Reporter: Agung Jatmiko | Editor: Rizki Caturini

JAKARTA. Harga minyak mentah terjerembab hingga ke level terendah di tahun ini. Produksi minyak negara-negara anggota organisasi negara-negara produsen minyak (OPEC) yang meningkat menjadi penyebabnya.

Harga minyak jenis West Texas Intermediate (WTI) untuk pengiriman April 2013 di Bursa Nymex, Jumat (1/3) pukul 17.30 WIB, turun 1,08% menjadi US$ 91,05 per barel dibanding harga sehari sebelumnya. Selama sebulan ini, harga minyak jenis WTI telah turun sebesar 7,32%.

Menurut survei Bloomberg, produksi minyak mentah negara anggota OPEC seperti Libia, naik sebesar 130.000 barel menjadi 1,24 juta barel di bulan lalu. Selain itu, produksi minyak dari Arab Saudi juga meningkat menjadi 9 juta barel per hari. Sementara, China sebagai konsumen minyak mentah terbesar kedua dunia, masih menunjukkan perlambatan ekonomi.

Berdasarkan data HSBC Holdings Plc dan Market Economics, Purchasing Manufacturing Index (PMI) China turun dari level 52,3 menjadi 50,4 di Januari.  "Ini memperlihatkan permintaan masih belum normal karena perkembangan ekonomi masih belum terlalu bagus," ujar Ric Spooner, Kepala Analis CMC Market seperti dikutip Bloomberg.  
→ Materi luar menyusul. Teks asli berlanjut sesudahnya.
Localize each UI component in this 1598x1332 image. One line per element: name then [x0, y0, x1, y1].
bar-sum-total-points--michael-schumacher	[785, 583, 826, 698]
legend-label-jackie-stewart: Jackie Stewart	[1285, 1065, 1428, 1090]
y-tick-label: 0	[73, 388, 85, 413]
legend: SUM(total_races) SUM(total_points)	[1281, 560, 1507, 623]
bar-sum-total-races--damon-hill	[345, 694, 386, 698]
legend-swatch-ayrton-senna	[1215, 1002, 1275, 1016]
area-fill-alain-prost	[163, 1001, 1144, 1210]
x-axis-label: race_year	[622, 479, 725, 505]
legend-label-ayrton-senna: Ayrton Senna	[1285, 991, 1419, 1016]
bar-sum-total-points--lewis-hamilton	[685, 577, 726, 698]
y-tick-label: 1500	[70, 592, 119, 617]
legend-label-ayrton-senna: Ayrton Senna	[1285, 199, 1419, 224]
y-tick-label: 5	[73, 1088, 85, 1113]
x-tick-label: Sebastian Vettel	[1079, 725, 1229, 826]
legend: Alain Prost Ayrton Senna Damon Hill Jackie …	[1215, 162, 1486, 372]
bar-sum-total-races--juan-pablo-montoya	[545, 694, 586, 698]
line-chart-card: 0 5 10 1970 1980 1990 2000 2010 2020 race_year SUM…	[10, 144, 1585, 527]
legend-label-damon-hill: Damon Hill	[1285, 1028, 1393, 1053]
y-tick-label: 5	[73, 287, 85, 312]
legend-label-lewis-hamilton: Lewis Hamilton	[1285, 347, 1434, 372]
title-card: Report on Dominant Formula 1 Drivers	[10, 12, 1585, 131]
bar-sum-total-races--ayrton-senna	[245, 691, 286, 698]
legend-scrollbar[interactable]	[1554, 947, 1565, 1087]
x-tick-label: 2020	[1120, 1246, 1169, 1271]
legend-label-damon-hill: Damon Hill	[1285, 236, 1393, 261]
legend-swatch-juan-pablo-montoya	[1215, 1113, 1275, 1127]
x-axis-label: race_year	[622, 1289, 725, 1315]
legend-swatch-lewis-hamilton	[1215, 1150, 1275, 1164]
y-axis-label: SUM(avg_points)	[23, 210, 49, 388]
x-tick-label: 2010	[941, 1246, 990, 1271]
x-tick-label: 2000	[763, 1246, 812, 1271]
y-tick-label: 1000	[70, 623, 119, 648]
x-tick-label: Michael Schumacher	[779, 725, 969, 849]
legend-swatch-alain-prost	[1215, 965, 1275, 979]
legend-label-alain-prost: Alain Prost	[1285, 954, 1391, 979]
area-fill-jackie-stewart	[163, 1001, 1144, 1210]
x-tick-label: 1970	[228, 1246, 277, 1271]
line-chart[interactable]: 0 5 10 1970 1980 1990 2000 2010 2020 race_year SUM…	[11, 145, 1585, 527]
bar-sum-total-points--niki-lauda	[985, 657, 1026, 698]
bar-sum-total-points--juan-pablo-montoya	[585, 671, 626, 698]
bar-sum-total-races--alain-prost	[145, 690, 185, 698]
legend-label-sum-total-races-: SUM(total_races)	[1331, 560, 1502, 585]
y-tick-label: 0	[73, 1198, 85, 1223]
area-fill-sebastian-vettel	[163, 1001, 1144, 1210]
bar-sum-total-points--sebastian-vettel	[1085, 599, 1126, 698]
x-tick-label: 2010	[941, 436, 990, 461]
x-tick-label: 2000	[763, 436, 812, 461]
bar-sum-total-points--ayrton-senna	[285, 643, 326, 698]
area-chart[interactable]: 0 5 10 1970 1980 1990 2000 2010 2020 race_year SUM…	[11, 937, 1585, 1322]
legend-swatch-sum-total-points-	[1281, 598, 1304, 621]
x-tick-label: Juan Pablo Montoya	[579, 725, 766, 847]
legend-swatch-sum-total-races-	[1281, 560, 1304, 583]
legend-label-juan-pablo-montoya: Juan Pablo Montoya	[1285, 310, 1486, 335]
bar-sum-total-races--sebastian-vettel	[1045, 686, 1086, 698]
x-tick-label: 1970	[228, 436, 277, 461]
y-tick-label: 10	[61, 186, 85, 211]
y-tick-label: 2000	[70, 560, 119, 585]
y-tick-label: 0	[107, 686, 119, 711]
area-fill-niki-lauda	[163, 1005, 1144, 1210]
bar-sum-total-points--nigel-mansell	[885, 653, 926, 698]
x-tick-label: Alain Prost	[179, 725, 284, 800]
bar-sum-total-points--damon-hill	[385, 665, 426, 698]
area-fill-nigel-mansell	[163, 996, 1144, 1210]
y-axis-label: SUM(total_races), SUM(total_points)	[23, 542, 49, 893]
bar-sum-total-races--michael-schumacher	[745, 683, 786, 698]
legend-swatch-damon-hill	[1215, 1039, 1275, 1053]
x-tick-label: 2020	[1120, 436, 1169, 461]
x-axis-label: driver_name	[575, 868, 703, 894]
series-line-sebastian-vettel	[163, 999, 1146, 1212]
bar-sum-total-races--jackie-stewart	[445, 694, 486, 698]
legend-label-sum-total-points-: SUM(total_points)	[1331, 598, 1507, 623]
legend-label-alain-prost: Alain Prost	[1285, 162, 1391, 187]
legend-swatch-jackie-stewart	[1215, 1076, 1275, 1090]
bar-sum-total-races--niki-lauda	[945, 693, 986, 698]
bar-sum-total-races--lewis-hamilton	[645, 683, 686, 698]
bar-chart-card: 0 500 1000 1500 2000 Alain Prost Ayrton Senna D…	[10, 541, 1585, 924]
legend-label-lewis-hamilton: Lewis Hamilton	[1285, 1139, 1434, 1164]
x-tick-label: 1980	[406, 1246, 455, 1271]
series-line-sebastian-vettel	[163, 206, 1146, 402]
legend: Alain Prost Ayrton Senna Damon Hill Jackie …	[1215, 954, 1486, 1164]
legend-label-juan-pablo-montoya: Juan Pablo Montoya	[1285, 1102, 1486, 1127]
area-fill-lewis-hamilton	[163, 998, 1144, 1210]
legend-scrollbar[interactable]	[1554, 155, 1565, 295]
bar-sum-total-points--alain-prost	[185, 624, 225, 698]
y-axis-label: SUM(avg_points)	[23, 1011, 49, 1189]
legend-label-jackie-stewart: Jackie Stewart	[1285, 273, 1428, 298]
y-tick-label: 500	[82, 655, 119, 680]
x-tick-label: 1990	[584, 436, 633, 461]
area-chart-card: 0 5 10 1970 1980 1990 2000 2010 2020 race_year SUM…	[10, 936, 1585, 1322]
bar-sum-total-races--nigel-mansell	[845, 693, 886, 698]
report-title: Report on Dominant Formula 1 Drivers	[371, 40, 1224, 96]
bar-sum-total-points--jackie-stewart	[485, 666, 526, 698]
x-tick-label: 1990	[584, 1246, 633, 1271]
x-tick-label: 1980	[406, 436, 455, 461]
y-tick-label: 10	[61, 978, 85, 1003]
Nizar Hilmy, analis SoeGee Futures melihat, tren penurunan terjadi setelah harga minyak sempat melonjak sampai level US$ 98,38 per barel di akhir Januari. Pasar melihat bahwa kondisi ekonomi global saat ini tidak sesuai dengan level harga minyak yang setinggi itu.

Masih tertekan

Belum lagi negosiasi masalah pemotongan anggaran di Amerika Serikat (AS) antara Obama dengan Kongres belum selesai. Juga risiko gejolak politik di negara Uni Eropa yang belum sepenuhnya reda juga memicu kekhawatiran pemulihan ekonomi wilayah itu  makin terhambat.    

Menurut Nizar, jika pemotongan anggaran tidak berhasil dihindari, maka harga minyak berpotensi terkoreksi hingga menembus US$ 90 per barel. Namun jika masalah pemotongan anggaran di AS berhasil dihindari, harga minyak bisa terangkat sampai US$ 92 per barel.    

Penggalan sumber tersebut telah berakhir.